Anatole est un garçon sensible. Avec ses 28 ans bien campés, il aime se parer de vêtements féminins, robes, jupes qu’il imagine, dessine, coupe et coud lui-même. Il aurait dû être styliste. Il en veut à ses parents qui l’ont orienté malgré lui vers un métier d’homme, un vrai, ingénieur des « Pompes et Chaussettes », ça en jette.

Ces deux là qui n’ont rien compris à la vie, ils n’ont pas senti que quand on va à l’encontre du désir de l’enfant, le naturel revient au galop un jour ou l’autre ; et voilà, maintenant, il leur rend la monnaie de leur pièce, ils prennent leur claque.

Car Anatole jongle avec deux emplois du temps : celui très chargé d’ingénieur hydraulique responsable des crues dans la moitié sud du pays, et l’autre, privé, de transformiste. C’est dans cette deuxième vie qu’il vit, qu’il revit, qu’il se vit.

«  Pauvres parents qui n’ont jamais osé le dire à la famille, aux amis, pauvres parents qui n’ont jais osé venir  voir un seul de ses spectacles. C’est la honte qui les retient. »

Anatole éprouve des difficultés à vivre. Se savoir l’objet de la honte parentale n’est pas précisément enivrant.

Anatole s’enivre. Le vin, la bière, le whisky, tout est bon.

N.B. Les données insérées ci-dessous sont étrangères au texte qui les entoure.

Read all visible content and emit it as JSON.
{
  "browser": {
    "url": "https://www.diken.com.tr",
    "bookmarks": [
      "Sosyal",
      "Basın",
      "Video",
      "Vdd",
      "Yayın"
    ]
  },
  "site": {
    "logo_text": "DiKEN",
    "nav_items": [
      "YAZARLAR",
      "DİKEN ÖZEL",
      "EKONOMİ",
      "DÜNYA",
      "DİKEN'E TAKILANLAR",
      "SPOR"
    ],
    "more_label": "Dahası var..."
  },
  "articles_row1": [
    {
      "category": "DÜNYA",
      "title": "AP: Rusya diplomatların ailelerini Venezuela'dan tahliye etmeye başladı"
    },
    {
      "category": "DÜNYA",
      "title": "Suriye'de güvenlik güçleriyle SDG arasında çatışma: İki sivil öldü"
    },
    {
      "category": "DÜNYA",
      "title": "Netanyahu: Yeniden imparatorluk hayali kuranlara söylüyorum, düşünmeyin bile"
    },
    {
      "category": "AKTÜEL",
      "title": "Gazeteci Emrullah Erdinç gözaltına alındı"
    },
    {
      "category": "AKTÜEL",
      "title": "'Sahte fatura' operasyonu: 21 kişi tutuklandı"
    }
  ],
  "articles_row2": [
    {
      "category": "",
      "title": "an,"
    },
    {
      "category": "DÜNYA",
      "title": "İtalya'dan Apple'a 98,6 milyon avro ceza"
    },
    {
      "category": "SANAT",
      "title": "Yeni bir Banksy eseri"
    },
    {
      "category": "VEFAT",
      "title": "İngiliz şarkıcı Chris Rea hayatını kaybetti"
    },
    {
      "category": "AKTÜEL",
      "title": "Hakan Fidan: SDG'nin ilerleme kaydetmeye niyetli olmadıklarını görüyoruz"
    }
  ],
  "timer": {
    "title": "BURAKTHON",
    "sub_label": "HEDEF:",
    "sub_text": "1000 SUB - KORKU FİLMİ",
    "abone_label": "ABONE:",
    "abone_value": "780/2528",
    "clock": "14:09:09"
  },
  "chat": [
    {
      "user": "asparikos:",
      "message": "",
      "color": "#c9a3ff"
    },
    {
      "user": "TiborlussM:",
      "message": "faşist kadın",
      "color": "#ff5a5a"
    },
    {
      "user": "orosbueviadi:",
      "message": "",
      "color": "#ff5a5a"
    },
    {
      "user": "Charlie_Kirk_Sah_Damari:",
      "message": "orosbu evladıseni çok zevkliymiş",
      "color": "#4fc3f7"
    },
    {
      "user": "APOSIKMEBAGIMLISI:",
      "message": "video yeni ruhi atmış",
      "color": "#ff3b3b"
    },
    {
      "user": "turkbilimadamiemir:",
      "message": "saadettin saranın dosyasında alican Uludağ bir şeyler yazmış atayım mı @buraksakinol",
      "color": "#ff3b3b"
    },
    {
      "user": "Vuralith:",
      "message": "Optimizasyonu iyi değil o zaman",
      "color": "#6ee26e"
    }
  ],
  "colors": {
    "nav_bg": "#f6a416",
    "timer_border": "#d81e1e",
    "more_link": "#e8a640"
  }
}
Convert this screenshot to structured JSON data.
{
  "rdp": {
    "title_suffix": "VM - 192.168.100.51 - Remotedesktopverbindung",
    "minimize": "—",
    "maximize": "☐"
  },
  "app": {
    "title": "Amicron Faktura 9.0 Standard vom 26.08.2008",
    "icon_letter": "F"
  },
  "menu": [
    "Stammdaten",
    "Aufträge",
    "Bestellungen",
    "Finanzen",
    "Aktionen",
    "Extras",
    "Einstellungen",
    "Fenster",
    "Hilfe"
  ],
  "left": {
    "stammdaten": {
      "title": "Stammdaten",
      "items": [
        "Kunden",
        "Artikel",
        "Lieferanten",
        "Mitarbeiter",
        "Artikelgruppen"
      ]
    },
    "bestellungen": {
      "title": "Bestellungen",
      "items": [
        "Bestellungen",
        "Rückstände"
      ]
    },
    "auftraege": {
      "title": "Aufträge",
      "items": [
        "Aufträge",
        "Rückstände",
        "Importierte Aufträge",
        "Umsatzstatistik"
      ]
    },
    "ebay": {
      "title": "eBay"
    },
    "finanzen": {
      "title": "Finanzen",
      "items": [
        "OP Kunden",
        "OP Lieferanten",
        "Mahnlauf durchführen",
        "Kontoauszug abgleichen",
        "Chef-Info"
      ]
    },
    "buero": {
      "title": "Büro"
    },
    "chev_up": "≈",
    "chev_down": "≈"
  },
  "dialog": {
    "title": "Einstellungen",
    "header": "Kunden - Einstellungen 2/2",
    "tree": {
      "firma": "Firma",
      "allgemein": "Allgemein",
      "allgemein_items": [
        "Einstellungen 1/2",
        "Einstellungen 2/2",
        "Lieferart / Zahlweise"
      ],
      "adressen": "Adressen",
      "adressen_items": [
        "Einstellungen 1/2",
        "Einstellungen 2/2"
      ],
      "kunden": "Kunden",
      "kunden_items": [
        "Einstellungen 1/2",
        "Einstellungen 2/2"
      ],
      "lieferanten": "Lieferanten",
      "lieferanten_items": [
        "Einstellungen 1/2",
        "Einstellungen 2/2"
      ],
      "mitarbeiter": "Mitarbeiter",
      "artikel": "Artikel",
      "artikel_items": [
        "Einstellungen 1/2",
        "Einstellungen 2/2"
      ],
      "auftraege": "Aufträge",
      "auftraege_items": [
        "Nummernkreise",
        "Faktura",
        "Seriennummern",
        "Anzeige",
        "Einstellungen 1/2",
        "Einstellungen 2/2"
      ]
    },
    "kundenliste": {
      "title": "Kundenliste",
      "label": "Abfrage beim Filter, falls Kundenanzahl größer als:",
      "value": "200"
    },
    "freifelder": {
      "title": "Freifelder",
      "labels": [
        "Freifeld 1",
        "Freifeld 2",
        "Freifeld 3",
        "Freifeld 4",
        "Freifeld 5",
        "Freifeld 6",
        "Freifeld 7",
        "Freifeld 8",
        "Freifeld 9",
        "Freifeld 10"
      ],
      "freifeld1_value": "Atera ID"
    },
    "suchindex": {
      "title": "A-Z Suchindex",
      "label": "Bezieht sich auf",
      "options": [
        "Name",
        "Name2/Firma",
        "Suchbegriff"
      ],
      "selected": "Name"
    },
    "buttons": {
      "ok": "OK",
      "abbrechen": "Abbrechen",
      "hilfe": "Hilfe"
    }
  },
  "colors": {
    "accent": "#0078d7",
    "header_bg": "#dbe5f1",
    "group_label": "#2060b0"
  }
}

Sauf qu’il doit assurer son poste; sans cesse à l’affut des orages, des pluies, des crues du nord au sud, d’est en ouest, il est à l’affut des eaux qui débordent. Il est débordé, il rêve qu’on le borde. En lui, c’est la haine qui déborde, pas l’eau, la haine de décevoir ses parents, la haine envers ses parents, et finalement, la haine de soi.

Vivre avec la haine, ce n’est pas enivrant. Alors le vin, la bière, le whisky, tout est bon.

Il doit assurer son poste car s’il le perd, adieu aux soirées transformistes, aux costumes, aux fards, aux talons hauts. Il tente de s’accrocher aux branches en périodes de sècheresse, en périodes de crues.

Pas facile avec ce qui pourrait se nommer un double handicap : le garçon aux manières de filles dans un milieu de machos assumés, et l’alcool qui lui creuse des trous dans le cerveau ; ça fait beaucoup pour un seul homme, homme pris au sens large.

Il est brillant, il est jeune, mais ses 28 ans lui pèsent déjà. Il est lesté.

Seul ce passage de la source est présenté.